Can long term medications make the body really addicted to them?

My husband has been diagnosed with high blood pressure and diabetes, and he is 24 years old. If he starts this medication at this young age, is his body likely to get addicted to the medication? I am well-aware that he needs it in order to survive, but I want to make sure that he will be okay.

2 Answers

No, he will not become addicted.
I'm afraid your question contains mistaken assumptions. First, the vast majority of medications have no risk of "addiction." Are certain medications essential to health if you have a condition like hypertension or diabetes? Absolutely. Are they addicting? Well, are you addicted to food or oxygen? If you stop eating or breathing, you will die, but no one considers that an addiction. These medications are like gas in your car. No matter how tired you become of filling up your tank, you have to keep refilling it or your car will stop running. Not an addiction.

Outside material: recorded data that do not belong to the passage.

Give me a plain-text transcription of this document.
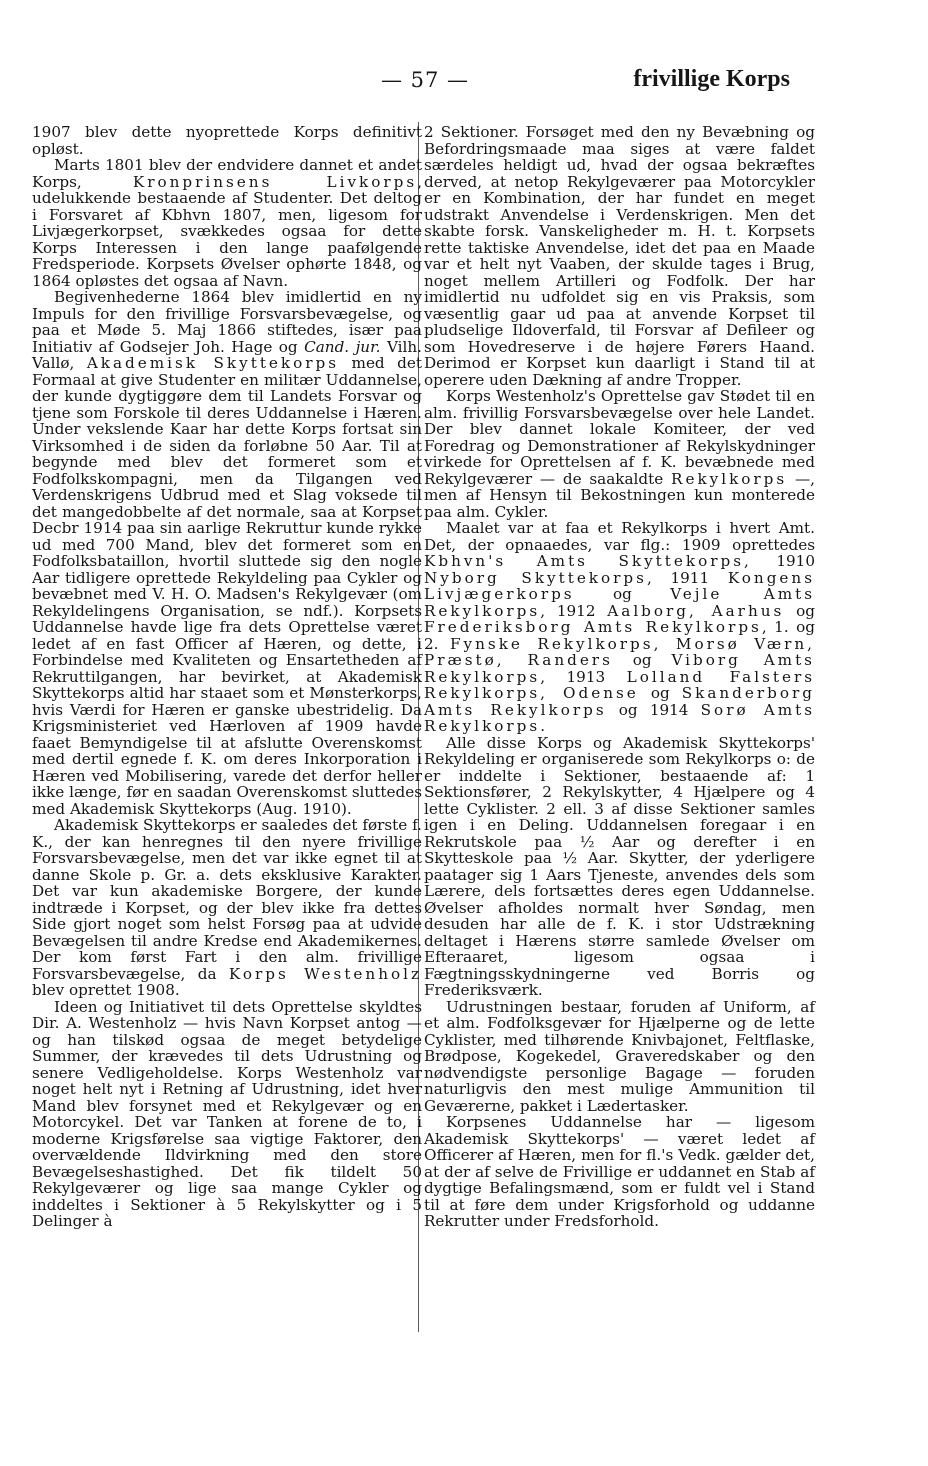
— 57 —	frivillige Korps

1907 blev dette nyoprettede Korps definitivt opløst.

Marts 1801 blev der endvidere dannet et andet Korps, Kronprinsens Livkorps, udelukkende bestaaende af Studenter. Det deltog i Forsvaret af Kbhvn 1807, men, ligesom for Livjægerkorpset, svækkedes ogsaa for dette Korps Interessen i den lange paafølgende Fredsperiode. Korpsets Øvelser ophørte 1848, og 1864 opløstes det ogsaa af Navn.

Begivenhederne 1864 blev imidlertid en ny Impuls for den frivillige Forsvarsbevægelse, og paa et Møde 5. Maj 1866 stiftedes, især paa Initiativ af Godsejer Joh. Hage og Cand. jur. Vilh. Vallø, Akademisk Skyttekorps med det Formaal at give Studenter en militær Uddannelse, der kunde dygtiggøre dem til Landets Forsvar og tjene som Forskole til deres Uddannelse i Hæren. Under vekslende Kaar har dette Korps fortsat sin Virksomhed i de siden da forløbne 50 Aar. Til at begynde med blev det formeret som et Fodfolkskompagni, men da Tilgangen ved Verdenskrigens Udbrud med et Slag voksede til det mangedobbelte af det normale, saa at Korpset Decbr 1914 paa sin aarlige Rekruttur kunde rykke ud med 700 Mand, blev det formeret som en Fodfolksbataillon, hvortil sluttede sig den nogle Aar tidligere oprettede Rekyldeling paa Cykler og bevæbnet med V. H. O. Madsen's Rekylgevær (om Rekyldelingens Organisation, se ndf.). Korpsets Uddannelse havde lige fra dets Oprettelse været ledet af en fast Officer af Hæren, og dette, i Forbindelse med Kvaliteten og Ensartetheden af Rekruttilgangen, har bevirket, at Akademisk Skyttekorps altid har staaet som et Mønsterkorps, hvis Værdi for Hæren er ganske ubestridelig. Da Krigsministeriet ved Hærloven af 1909 havde faaet Bemyndigelse til at afslutte Overenskomst med dertil egnede f. K. om deres Inkorporation i Hæren ved Mobilisering, varede det derfor heller ikke længe, før en saadan Overenskomst sluttedes med Akademisk Skyttekorps (Aug. 1910).

Akademisk Skyttekorps er saaledes det første f. K., der kan henregnes til den nyere frivillige Forsvarsbevægelse, men det var ikke egnet til at danne Skole p. Gr. a. dets eksklusive Karakter. Det var kun akademiske Borgere, der kunde indtræde i Korpset, og der blev ikke fra dettes Side gjort noget som helst Forsøg paa at udvide Bevægelsen til andre Kredse end Akademikernes. Der kom først Fart i den alm. frivillige Forsvarsbevægelse, da Korps Westenholz blev oprettet 1908.

Ideen og Initiativet til dets Oprettelse skyldtes Dir. A. Westenholz — hvis Navn Korpset antog — og han tilskød ogsaa de meget betydelige Summer, der krævedes til dets Udrustning og senere Vedligeholdelse. Korps Westenholz var noget helt nyt i Retning af Udrustning, idet hver Mand blev forsynet med et Rekylgevær og en Motorcykel. Det var Tanken at forene de to, i moderne Krigsførelse saa vigtige Faktorer, den overvældende Ildvirkning med den store Bevægelseshastighed. Det fik tildelt 50 Rekylgeværer og lige saa mange Cykler og inddeltes i Sektioner à 5 Rekylskytter og i 5 Delinger à

2 Sektioner. Forsøget med den ny Bevæbning og Befordringsmaade maa siges at være faldet særdeles heldigt ud, hvad der ogsaa bekræftes derved, at netop Rekylgeværer paa Motorcykler er en Kombination, der har fundet en meget udstrakt Anvendelse i Verdenskrigen. Men det skabte forsk. Vanskeligheder m. H. t. Korpsets rette taktiske Anvendelse, idet det paa en Maade var et helt nyt Vaaben, der skulde tages i Brug, noget mellem Artilleri og Fodfolk. Der har imidlertid nu udfoldet sig en vis Praksis, som væsentlig gaar ud paa at anvende Korpset til pludselige Ildoverfald, til Forsvar af Defileer og som Hovedreserve i de højere Førers Haand. Derimod er Korpset kun daarligt i Stand til at operere uden Dækning af andre Tropper.

Korps Westenholz's Oprettelse gav Stødet til en alm. frivillig Forsvarsbevægelse over hele Landet. Der blev dannet lokale Komiteer, der ved Foredrag og Demonstrationer af Rekylskydninger virkede for Oprettelsen af f. K. bevæbnede med Rekylgeværer — de saakaldte Rekylkorps —, men af Hensyn til Bekostningen kun monterede paa alm. Cykler.

Maalet var at faa et Rekylkorps i hvert Amt. Det, der opnaaedes, var flg.: 1909 oprettedes Kbhvn's Amts Skyttekorps, 1910 Nyborg Skyttekorps, 1911 Kongens Livjægerkorps og Vejle Amts Rekylkorps, 1912 Aalborg, Aarhus og Frederiksborg Amts Rekylkorps, 1. og 2. Fynske Rekylkorps, Morsø Værn, Præstø, Randers og Viborg Amts Rekylkorps, 1913 Lolland Falsters Rekylkorps, Odense og Skanderborg Amts Rekylkorps og 1914 Sorø Amts Rekylkorps.

Alle disse Korps og Akademisk Skyttekorps' Rekyldeling er organiserede som Rekylkorps o: de er inddelte i Sektioner, bestaaende af: 1 Sektionsfører, 2 Rekylskytter, 4 Hjælpere og 4 lette Cyklister. 2 ell. 3 af disse Sektioner samles igen i en Deling. Uddannelsen foregaar i en Rekrutskole paa ½ Aar og derefter i en Skytteskole paa ½ Aar. Skytter, der yderligere paatager sig 1 Aars Tjeneste, anvendes dels som Lærere, dels fortsættes deres egen Uddannelse. Øvelser afholdes normalt hver Søndag, men desuden har alle de f. K. i stor Udstrækning deltaget i Hærens større samlede Øvelser om Efteraaret, ligesom ogsaa i Fægtningsskydningerne ved Borris og Frederiksværk.

Udrustningen bestaar, foruden af Uniform, af et alm. Fodfolksgevær for Hjælperne og de lette Cyklister, med tilhørende Knivbajonet, Feltflaske, Brødpose, Kogekedel, Graveredskaber og den nødvendigste personlige Bagage — foruden naturligvis den mest mulige Ammunition til Geværerne, pakket i Lædertasker.

Korpsenes Uddannelse har — ligesom Akademisk Skyttekorps' — været ledet af Officerer af Hæren, men for fl.'s Vedk. gælder det, at der af selve de Frivillige er uddannet en Stab af dygtige Befalingsmænd, som er fuldt vel i Stand til at føre dem under Krigsforhold og uddanne Rekrutter under Fredsforhold.
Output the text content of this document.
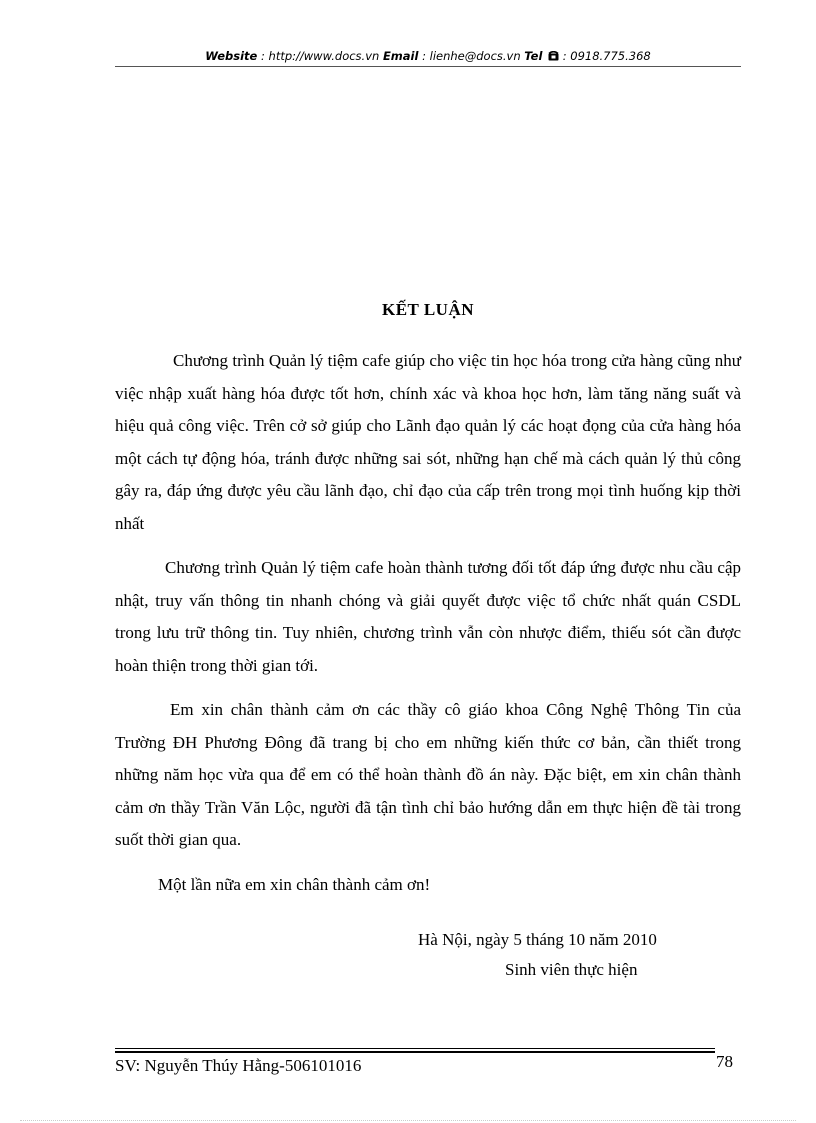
Website : http://www.docs.vn Email : lienhe@docs.vn Tel  : 0918.775.368
KẾT LUẬN

Chương trình Quản lý tiệm cafe giúp cho việc tin học hóa trong cửa hàng cũng như việc nhập xuất hàng hóa được tốt hơn, chính xác và khoa học hơn, làm tăng năng suất và hiệu quả công việc. Trên cở sở giúp cho Lãnh đạo quản lý các hoạt đọng của cửa hàng hóa một cách tự động hóa, tránh được những sai sót, những hạn chế mà cách quản lý thủ công gây ra, đáp ứng được yêu cầu lãnh đạo, chỉ đạo của cấp trên trong mọi tình huống kịp thời nhất

Chương trình Quản lý tiệm cafe hoàn thành tương đối tốt đáp ứng được nhu cầu cập nhật, truy vấn thông tin nhanh chóng và giải quyết được việc tổ chức nhất quán CSDL trong lưu trữ thông tin. Tuy nhiên, chương trình vẫn còn nhược điểm, thiếu sót cần được hoàn thiện trong thời gian tới.

Em xin chân thành cảm ơn các thầy cô giáo khoa Công Nghệ Thông Tin của Trường ĐH Phương Đông đã trang bị cho em những kiến thức cơ bản, cần thiết trong những năm học vừa qua để em có thể hoàn thành đồ án này. Đặc biệt, em xin chân thành cảm ơn thầy Trần Văn Lộc, người đã tận tình chỉ bảo hướng dẫn em thực hiện đề tài trong suốt thời gian qua.

Một lần nữa em xin chân thành cảm ơn!

Hà Nội, ngày 5 tháng 10 năm 2010
Sinh viên thực hiện
SV: Nguyễn Thúy Hằng-506101016	78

Second, only a couple of medications for hypertension pose a risk of withdrawal if you stop them suddenly. So, if you're taking a beta blocker like Inderal (propranolol), carvedilol, or metoprolol and stop suddenly, that could cause chest pain or even a heart attack in a susceptible person. Taper and stop them over about two weeks, no problem. Clonidine has a similar problem. Otherwise, you can stop an antihypertensive drug and all that happens is your blood pressure goes up. Diabetes is similar; I know of no drug with a withdrawal risk, but if you stop them, your blood sugar shoots up.

It's certainly true that hypertension and diabetes may get worse over time, so that you require more medication. It's a little like an old car that gradually gets less gas mileage over time, so you need to fill up the tank more frequently. The problem here is the car, not the gas. Similarly, when they need more medication to control their illness, people often refuse to believe the problem is their hypertension or diabetes itself. They blame their need for more medication on the drug, not the illness.

Finally, "addiction" is when you take a drug like alcohol, Xanax, or Norco that causes euphoria, and you wind up using more and more. You lose control and the drug takes over. The drug then starts causing problems, but you don't stop. No drug for hypertension or diabetes has this risk.